Aquello lo desconcertó. Durante todo el tiempo que Lena había vivido con él, jamás lo había cuestionado. Aceptaba sus respuestas sin insistir, sin indagar. No era desinterés, no del todo, más bien, a Jared le parecía que Lena estaba incómoda con su sola presencia. Como si algo en él le resultara extraño, ajeno, fuera de lugar.
No, aquel tono en la voz de Lena no parecía motivada por la confianza. Había algo más.
Jared siempre había presumido de ser intuitivo. Y ahora esa intuición le murmuraba una posibilidad que no quería considerar.
¿Y si algo había salido mal durante el “reboot”?
—Recibí una llamada —dijo al fin, quitándose los guantes sin mirarla—. Hubo un accidente.
Lena frunció ligeramente el ceño. Su expresión cambió, apenas un gesto, pero suficiente para que Jared lo notara.
—¿Desde cuándo llaman a alguien de una funeraria para asistir en un accidente?
—Pensaron que había un muerto. El auto quedó destrozado. Querían recoger el cuerpo cuanto antes.
—¿Y lo recogiste? —preguntó Lena. Su tono era neutro, pero Jared percibió la duda detrás.
Se desabrochó la chaqueta con lentitud y la colgó en el perchero de hierro junto a la puerta. Afuera, la lluvia seguía cayendo. El frío se filtraba por los ventanales.

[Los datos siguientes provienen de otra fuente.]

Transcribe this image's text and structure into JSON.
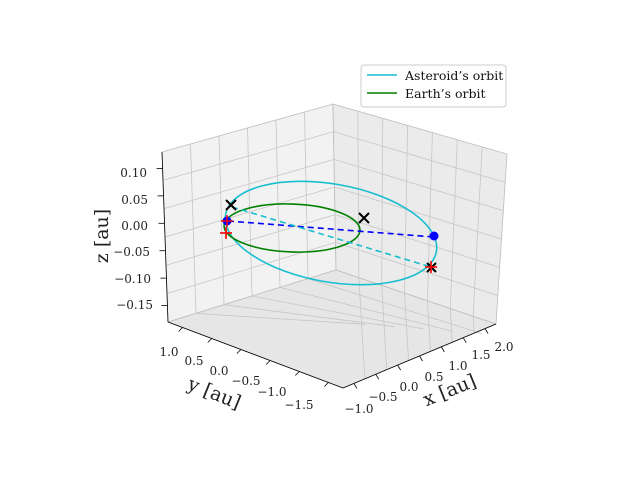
{
  "chart_data": {
    "type": "line",
    "projection": "3d",
    "xlabel": "x [au]",
    "ylabel": "y [au]",
    "zlabel": "z [au]",
    "x_ticks": [
      "−1.0",
      "−0.5",
      "0.0",
      "0.5",
      "1.0",
      "1.5",
      "2.0"
    ],
    "y_ticks": [
      "1.0",
      "0.5",
      "0.0",
      "−0.5",
      "−1.0",
      "−1.5"
    ],
    "z_ticks": [
      "0.10",
      "0.05",
      "0.00",
      "−0.05",
      "−0.10",
      "−0.15"
    ],
    "xlim": [
      -1.2,
      2.3
    ],
    "ylim": [
      -1.8,
      1.2
    ],
    "zlim": [
      -0.18,
      0.13
    ],
    "grid": true,
    "legend_position": "top-right",
    "series": [
      {
        "name": "Asteroid’s orbit",
        "color": "#17becf",
        "style": "solid"
      },
      {
        "name": "Earth’s orbit",
        "color": "#008000",
        "style": "solid"
      }
    ],
    "markers": [
      {
        "kind": "x",
        "color": "#000000"
      },
      {
        "kind": "x",
        "color": "#000000"
      },
      {
        "kind": "x",
        "color": "#000000"
      },
      {
        "kind": "dot",
        "color": "#0000ff"
      },
      {
        "kind": "dot",
        "color": "#0000ff"
      },
      {
        "kind": "plus",
        "color": "#ff0000"
      },
      {
        "kind": "plus",
        "color": "#ff0000"
      }
    ],
    "connectors": [
      {
        "color": "#0000ff",
        "style": "dashed"
      },
      {
        "color": "#17becf",
        "style": "dashed"
      }
    ]
  }
}
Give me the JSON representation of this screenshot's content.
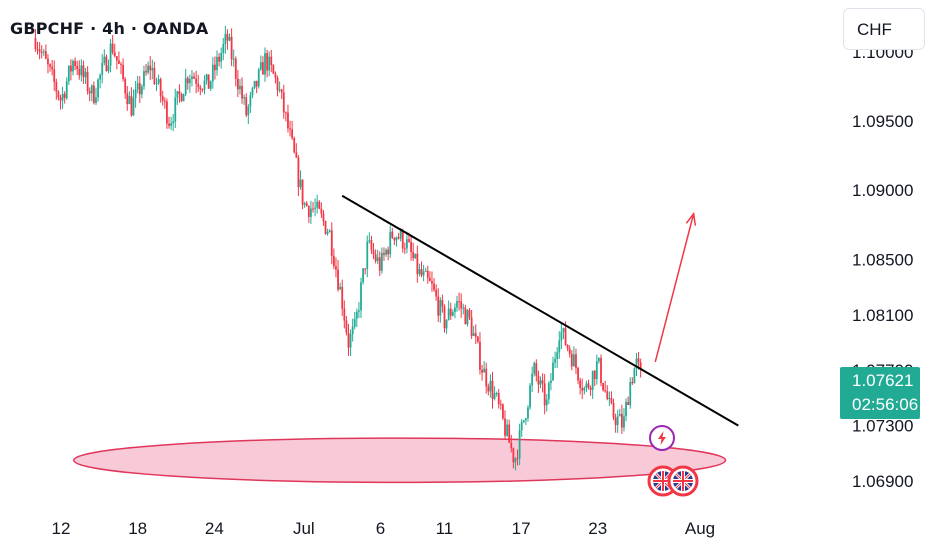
{
  "header": {
    "symbol_title": "GBPCHF · 4h · OANDA"
  },
  "currency_button": {
    "label": "CHF"
  },
  "last_price": {
    "price": "1.07621",
    "countdown": "02:56:06"
  },
  "colors": {
    "up": "#22ab94",
    "down": "#f23645",
    "trendline": "#000000",
    "zone_fill": "#f8cad7",
    "zone_stroke": "#e0365b",
    "arrow": "#f23645"
  },
  "chart_data": {
    "type": "candlestick",
    "title": "GBPCHF · 4h · OANDA",
    "y_axis": {
      "range": [
        1.0663,
        1.1012
      ],
      "tick_labels": [
        "1.10000",
        "1.09500",
        "1.09000",
        "1.08500",
        "1.08100",
        "1.07700",
        "1.07300",
        "1.06900"
      ],
      "tick_values": [
        1.1,
        1.095,
        1.09,
        1.085,
        1.081,
        1.077,
        1.073,
        1.069
      ]
    },
    "x_axis": {
      "tick_labels": [
        "12",
        "18",
        "24",
        "Jul",
        "6",
        "11",
        "17",
        "23",
        "Aug"
      ],
      "tick_values": [
        0,
        6,
        12,
        19,
        25,
        30,
        36,
        42,
        50
      ]
    },
    "path_points": [
      {
        "x": -2,
        "y": 1.101
      },
      {
        "x": 0,
        "y": 1.0965
      },
      {
        "x": 1,
        "y": 1.0995
      },
      {
        "x": 2.5,
        "y": 1.0968
      },
      {
        "x": 4,
        "y": 1.1005
      },
      {
        "x": 5.5,
        "y": 1.096
      },
      {
        "x": 7,
        "y": 1.099
      },
      {
        "x": 8.5,
        "y": 1.095
      },
      {
        "x": 10,
        "y": 1.0985
      },
      {
        "x": 11.5,
        "y": 1.0975
      },
      {
        "x": 13,
        "y": 1.101
      },
      {
        "x": 14.5,
        "y": 1.0955
      },
      {
        "x": 16,
        "y": 1.0995
      },
      {
        "x": 17,
        "y": 1.0975
      },
      {
        "x": 18,
        "y": 1.0935
      },
      {
        "x": 19,
        "y": 1.089
      },
      {
        "x": 20,
        "y": 1.0885
      },
      {
        "x": 21,
        "y": 1.087
      },
      {
        "x": 22,
        "y": 1.082
      },
      {
        "x": 22.5,
        "y": 1.079
      },
      {
        "x": 23,
        "y": 1.08
      },
      {
        "x": 24,
        "y": 1.086
      },
      {
        "x": 25,
        "y": 1.0845
      },
      {
        "x": 26,
        "y": 1.087
      },
      {
        "x": 27,
        "y": 1.0862
      },
      {
        "x": 28,
        "y": 1.084
      },
      {
        "x": 29,
        "y": 1.083
      },
      {
        "x": 30,
        "y": 1.0805
      },
      {
        "x": 31,
        "y": 1.082
      },
      {
        "x": 32,
        "y": 1.0805
      },
      {
        "x": 33,
        "y": 1.077
      },
      {
        "x": 34,
        "y": 1.075
      },
      {
        "x": 35,
        "y": 1.072
      },
      {
        "x": 35.5,
        "y": 1.0705
      },
      {
        "x": 36,
        "y": 1.0725
      },
      {
        "x": 37,
        "y": 1.077
      },
      {
        "x": 38,
        "y": 1.0745
      },
      {
        "x": 39,
        "y": 1.08
      },
      {
        "x": 40,
        "y": 1.078
      },
      {
        "x": 41,
        "y": 1.0755
      },
      {
        "x": 42,
        "y": 1.0775
      },
      {
        "x": 43,
        "y": 1.074
      },
      {
        "x": 44,
        "y": 1.073
      },
      {
        "x": 44.5,
        "y": 1.076
      },
      {
        "x": 45,
        "y": 1.0775
      },
      {
        "x": 45.5,
        "y": 1.0762
      }
    ],
    "annotations": {
      "trendline": {
        "from": {
          "x": 22,
          "y": 1.0896
        },
        "to": {
          "x": 53,
          "y": 1.073
        }
      },
      "support_zone": {
        "x_from": 1,
        "x_to": 52,
        "y_top": 1.0721,
        "y_bottom": 1.0689
      },
      "arrow": {
        "from": {
          "x": 46.5,
          "y": 1.0776
        },
        "to": {
          "x": 49.5,
          "y": 1.0883
        }
      }
    }
  }
}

—No había nadie. El coche estaba abandonado en mitad de la carretera.
—Eso es extraño.
—Bastante —admitió él—. Pero ya no es asunto mío. Que el alguacil se encargue. Yo solo soy un simple forense.
La última frase iba cargada de hiel. No se molestó en disimularlo. La punzada en su ego seguía allí, ardiendo. Sin esperar respuesta, se dirigió al dormitorio y empezó a desatarse las botas, de espaldas a ella.
Lena lo siguió, en silencio. El aire entre ambos se volvió más denso, más espeso. Lo observó mientras se cambiaba de ropa. Por un instante, pareció querer decir algo. No lo hizo.
Y aunque no cruzaron más palabras, ninguno de los dos volvió a estar cómodo esa noche.